Não, a voz dessa menina não transita na sintonia da sofrida Billie. Quando bota pra quebrar, passa por Janis Joplin, rascante, suaviza afinada como Ella Fitzgerald, lembra Elis Regina na postura de entrega no palco, e chega a Elza Soares. Tudo misturado, batido, coado e servido como uma coisa única. Saí da casa e fui para a rua de areia ver de perto e ela me pareceu uma mulher de quinze metros. O que cantou arrastou todo aquele povo para uma overdose sonora e, sempre com respeito aos outros músicos e cantoras, foi a única a levar todos ao delírio.
Então veio a surpresa. Algumas horas mais tarde, naquela casa de madeira pintada de azul, ela estava ali, do outro lado da mesa, junto com o marido, músico. Então a ficha caiu porque o casal estava hospedado desde o dia anterior no quarto ao lado do meu. Podem acreditar. Então lhe contei uma experiência parecida que aconteceu em Curitiba, anos atrás, quando Elza Soares se apresentou na da Sociedade Vasco da Gama. Fui aos bastidores antes do show para conhecê-la. Encontrei uma senhorinha sentada numa cadeira, encurvada, parecendo com frio, etc. Saí dali e fui para a frente do palco. De repente, quem entrou sob os holofotes não era aquela outra.

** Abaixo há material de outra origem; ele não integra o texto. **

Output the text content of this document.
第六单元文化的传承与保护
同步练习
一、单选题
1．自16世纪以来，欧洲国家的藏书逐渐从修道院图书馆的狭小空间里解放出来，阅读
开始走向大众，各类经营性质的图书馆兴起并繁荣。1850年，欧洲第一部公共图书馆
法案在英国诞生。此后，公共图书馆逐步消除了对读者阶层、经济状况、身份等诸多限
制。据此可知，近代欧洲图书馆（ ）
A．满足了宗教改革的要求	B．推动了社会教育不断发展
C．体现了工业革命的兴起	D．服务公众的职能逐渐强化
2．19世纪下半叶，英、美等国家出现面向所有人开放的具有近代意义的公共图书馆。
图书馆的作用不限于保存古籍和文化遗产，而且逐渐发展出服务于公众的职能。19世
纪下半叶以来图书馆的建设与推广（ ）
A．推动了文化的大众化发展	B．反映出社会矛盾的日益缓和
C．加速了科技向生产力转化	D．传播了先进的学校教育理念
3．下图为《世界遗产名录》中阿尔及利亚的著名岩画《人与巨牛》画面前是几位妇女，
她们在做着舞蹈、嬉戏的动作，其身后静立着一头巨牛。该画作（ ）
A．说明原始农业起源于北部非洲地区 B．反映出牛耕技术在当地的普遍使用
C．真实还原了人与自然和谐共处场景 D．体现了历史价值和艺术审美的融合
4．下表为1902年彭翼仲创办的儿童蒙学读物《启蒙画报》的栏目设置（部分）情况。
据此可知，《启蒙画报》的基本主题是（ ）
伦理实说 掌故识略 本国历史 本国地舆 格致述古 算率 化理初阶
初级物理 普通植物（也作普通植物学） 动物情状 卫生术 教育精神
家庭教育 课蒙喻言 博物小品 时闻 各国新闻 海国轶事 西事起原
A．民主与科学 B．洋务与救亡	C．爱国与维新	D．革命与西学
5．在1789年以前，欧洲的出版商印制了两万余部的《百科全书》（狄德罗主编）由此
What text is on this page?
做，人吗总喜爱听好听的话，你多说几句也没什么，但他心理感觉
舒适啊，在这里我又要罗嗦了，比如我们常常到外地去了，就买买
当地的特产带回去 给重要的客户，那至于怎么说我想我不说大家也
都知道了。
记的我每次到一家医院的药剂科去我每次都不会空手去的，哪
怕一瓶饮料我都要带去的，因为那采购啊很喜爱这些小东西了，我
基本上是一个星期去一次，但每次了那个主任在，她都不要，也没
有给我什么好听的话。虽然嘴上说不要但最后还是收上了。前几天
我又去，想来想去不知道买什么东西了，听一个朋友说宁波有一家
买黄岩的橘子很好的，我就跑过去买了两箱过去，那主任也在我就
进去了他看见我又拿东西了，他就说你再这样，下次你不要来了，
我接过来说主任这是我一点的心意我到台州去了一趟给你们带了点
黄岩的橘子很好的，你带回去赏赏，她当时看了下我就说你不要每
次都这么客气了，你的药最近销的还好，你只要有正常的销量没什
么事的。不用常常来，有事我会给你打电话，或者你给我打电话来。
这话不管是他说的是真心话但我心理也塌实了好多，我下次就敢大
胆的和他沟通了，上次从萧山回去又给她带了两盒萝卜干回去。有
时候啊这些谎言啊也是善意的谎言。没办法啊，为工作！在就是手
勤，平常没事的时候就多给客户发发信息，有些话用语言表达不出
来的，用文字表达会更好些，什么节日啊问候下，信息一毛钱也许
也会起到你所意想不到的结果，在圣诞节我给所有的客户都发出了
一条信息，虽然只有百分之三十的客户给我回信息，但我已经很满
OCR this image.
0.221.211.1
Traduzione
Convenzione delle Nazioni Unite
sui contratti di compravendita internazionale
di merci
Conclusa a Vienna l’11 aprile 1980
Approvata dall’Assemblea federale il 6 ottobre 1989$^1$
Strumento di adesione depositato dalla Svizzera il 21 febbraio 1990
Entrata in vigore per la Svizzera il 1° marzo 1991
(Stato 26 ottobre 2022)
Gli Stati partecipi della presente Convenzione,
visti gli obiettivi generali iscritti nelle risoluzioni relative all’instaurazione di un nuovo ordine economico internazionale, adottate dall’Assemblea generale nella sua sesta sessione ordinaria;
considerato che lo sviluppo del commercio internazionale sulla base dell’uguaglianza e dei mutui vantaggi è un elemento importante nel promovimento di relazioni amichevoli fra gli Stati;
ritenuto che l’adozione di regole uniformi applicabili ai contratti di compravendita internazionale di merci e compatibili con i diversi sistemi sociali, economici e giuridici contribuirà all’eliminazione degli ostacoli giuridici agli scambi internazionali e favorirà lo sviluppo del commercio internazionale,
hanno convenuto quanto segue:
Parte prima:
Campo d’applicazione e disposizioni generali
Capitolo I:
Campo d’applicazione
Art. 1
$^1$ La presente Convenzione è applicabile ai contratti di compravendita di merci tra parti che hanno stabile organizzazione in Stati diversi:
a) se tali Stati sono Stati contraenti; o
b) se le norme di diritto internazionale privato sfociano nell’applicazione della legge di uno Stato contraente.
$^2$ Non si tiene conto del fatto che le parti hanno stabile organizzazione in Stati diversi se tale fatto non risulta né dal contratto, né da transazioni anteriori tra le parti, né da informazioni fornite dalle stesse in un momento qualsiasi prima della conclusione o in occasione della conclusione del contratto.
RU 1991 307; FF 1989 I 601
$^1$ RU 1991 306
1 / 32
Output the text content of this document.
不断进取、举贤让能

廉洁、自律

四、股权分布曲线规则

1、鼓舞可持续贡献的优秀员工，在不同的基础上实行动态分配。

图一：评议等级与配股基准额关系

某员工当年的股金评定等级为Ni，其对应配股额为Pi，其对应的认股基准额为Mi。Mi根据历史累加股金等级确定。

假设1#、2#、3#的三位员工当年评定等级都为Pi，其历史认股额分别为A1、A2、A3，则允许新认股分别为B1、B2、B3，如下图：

Era uma mulher espetacular, roupa transparente, voz de pura alma, principalmente quando cantou “Meu Guri” à capela.
Pois diante de mim, no sábado, estava alguém que repetiu o raro momento mágico. Agradeci. Seu repertório de músicas cantadas em inglês (ela pode cantar o que quiser, pois há uma entrega natural aos deuses), soube depois, também tem músicas brasileiras. Brinquei dizendo que um dia queria ouvir Undiú, do João Gilberto. Ela riu. Agora, na sexta (1º de setembro), poderá ser ouvida na 6ª edição do Ses Salines Jazz Festival (ver cartaz abaixo). Quem sabe ali a Nikole Gouveia seja premiada com o que merece: o passaporte para cantar para o Brasil e o mundo, como diva que é – e todos merecem.